NBA Veteran Referee Derek Richardson Buys Private Elementary School, Renames It After His Mother
Photo Credit: Tom Szczerbowski

NBA Veteran Referee Derek Richardson Buys Private Elementary School, Renames It After His Mother

NBA veteran referee Derek Richardson is turning his attention toward another calling to enlighten underserved children.

School named in honor of his mother: According to a press release, Richardson has purchased the K. Anthony School in Inglewood, CA. The school will be renamed in honor of his mother Dolores T. Richardson, who is described as the “most important teacher throughout his life.”

What’s more, Richardson’s efforts will preserve the legacy of the private educational institution created in 1971, which was previously a fire station and nightclub.

At the heart, the school was designed to “fulfill a need for a caring educational facility in the community of Inglewood, California,” according to information provided by the official website.

Dolores T. Richardson's Mission

Dolores T. Richardson will build on this as Richardson will focus on ensuring the community’s needs are met by providing equal opportunity so no child gets left behind in the educational system.

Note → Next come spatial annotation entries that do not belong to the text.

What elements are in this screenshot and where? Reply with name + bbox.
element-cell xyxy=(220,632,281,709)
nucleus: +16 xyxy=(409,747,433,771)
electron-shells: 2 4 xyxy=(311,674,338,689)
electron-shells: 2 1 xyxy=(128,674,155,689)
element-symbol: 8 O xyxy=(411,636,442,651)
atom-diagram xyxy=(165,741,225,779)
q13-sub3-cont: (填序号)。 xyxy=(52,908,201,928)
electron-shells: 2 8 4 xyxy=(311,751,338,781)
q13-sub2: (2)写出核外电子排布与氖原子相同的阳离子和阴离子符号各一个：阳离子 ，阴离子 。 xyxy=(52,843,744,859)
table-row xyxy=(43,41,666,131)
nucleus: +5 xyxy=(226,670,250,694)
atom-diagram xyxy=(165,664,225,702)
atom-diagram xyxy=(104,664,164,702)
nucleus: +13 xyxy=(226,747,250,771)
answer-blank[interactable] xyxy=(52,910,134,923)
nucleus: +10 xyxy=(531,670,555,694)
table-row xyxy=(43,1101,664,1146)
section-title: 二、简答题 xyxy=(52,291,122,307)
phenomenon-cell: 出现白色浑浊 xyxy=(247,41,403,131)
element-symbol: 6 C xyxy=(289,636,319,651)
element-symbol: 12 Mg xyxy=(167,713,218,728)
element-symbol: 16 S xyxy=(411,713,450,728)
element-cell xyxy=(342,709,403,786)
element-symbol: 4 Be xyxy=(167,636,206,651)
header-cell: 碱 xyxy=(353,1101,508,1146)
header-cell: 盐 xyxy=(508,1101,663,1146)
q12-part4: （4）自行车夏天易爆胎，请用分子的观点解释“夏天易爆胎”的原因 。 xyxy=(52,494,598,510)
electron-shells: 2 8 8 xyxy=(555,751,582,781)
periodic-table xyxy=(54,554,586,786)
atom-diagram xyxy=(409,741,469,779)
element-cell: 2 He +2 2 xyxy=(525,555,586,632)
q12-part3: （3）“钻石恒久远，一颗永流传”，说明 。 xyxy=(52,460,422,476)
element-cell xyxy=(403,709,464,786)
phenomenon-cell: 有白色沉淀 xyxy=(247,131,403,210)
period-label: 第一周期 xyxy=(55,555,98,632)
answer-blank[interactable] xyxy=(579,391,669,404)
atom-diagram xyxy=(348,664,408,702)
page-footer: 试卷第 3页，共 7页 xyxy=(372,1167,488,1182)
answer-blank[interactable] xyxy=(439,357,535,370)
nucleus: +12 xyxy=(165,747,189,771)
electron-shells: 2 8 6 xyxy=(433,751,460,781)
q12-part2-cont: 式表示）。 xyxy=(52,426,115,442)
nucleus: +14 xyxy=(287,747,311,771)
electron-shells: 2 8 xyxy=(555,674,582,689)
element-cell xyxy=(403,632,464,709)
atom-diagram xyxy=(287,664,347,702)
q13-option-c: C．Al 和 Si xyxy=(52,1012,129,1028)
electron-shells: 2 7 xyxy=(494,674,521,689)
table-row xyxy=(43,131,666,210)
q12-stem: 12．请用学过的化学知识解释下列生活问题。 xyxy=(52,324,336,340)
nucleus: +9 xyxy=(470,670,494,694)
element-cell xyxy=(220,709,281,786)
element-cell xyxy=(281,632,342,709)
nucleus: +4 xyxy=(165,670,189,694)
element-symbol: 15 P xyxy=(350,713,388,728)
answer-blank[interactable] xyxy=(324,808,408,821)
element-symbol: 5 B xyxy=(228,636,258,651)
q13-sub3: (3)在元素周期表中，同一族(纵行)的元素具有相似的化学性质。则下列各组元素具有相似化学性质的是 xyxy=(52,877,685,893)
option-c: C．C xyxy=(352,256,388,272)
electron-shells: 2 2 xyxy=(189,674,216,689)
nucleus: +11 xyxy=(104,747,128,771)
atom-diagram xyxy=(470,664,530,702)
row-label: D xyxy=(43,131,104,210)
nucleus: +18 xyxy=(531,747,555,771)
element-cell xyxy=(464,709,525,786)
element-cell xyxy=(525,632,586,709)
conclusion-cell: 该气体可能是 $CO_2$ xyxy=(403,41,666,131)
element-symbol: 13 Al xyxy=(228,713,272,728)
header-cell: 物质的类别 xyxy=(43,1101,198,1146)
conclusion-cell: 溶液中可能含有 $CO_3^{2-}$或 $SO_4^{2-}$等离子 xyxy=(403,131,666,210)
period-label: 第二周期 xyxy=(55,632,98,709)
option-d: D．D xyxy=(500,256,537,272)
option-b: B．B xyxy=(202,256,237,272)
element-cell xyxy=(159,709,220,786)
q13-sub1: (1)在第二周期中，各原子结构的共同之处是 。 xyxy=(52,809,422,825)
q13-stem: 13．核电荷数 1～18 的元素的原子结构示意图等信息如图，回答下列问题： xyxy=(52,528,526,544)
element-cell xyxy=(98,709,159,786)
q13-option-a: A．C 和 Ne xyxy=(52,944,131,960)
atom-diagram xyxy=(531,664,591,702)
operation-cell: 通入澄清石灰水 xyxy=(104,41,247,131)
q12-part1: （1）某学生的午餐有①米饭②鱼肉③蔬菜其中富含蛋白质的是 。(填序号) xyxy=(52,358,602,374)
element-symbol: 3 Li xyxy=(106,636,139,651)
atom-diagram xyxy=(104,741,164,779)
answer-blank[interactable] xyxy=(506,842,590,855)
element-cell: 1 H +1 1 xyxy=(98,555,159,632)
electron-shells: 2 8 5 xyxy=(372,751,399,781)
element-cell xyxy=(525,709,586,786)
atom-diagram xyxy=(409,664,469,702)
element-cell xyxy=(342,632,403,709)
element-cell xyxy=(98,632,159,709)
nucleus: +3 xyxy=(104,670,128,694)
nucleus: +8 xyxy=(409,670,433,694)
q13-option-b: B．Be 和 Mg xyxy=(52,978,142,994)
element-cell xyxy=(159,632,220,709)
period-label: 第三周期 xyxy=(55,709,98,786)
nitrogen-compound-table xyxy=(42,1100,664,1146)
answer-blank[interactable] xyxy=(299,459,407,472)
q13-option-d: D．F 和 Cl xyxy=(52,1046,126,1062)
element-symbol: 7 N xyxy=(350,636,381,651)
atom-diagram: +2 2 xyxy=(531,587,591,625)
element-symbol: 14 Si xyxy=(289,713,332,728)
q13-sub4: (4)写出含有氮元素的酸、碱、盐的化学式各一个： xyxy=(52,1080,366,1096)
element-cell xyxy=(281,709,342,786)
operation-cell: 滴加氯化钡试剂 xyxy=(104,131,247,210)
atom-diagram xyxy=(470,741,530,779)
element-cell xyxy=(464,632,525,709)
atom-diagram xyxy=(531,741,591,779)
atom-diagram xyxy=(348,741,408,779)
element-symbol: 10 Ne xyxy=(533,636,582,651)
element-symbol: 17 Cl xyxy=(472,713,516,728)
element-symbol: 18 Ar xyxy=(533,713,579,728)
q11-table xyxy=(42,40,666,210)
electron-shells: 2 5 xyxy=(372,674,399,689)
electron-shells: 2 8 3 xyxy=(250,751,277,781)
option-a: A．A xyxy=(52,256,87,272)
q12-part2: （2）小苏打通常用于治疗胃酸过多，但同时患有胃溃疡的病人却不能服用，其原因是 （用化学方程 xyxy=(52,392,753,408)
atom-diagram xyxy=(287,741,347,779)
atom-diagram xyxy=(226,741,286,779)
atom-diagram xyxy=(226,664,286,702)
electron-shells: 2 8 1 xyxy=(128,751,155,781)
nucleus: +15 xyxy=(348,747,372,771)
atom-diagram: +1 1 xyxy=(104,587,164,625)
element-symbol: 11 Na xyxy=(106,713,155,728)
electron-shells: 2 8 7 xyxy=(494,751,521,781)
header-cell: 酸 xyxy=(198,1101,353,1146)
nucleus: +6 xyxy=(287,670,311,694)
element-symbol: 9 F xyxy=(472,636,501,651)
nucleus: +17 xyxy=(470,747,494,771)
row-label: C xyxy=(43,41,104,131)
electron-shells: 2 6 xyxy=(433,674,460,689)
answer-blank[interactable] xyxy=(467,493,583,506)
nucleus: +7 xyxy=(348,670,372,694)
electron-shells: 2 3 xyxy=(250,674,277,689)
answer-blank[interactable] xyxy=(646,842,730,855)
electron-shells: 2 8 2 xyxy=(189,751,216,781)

“Richardson’s mission is to provide children and families with the same opportunities other individuals from other communities receive. Purchasing the K. Anthony Elementary School gives him more of a direct impact on providing the academic and social well-being of students and families the school will serve. He is naming the new school after his mother because he credits her with being the first and most important teacher throughout his life,” the press release reads.

The Reopening

A reopening is set for Saturday, Oct. 29, 2022, at 11:00 a.m. PST.

More on Richardson’s impact: Richardson’s work to better the lives of his community has also been reflected through his involvement with:

  • the Los Angeles County Department of Children and Family Services as a former Group Supervisor
  • co-founding and becoming executive director of Why Can’t We Make A Difference (WCWMAD) Foundation, designed to empower students through academic and social programs

The foundation has served thousands of children and families through mentorship and coding, among others.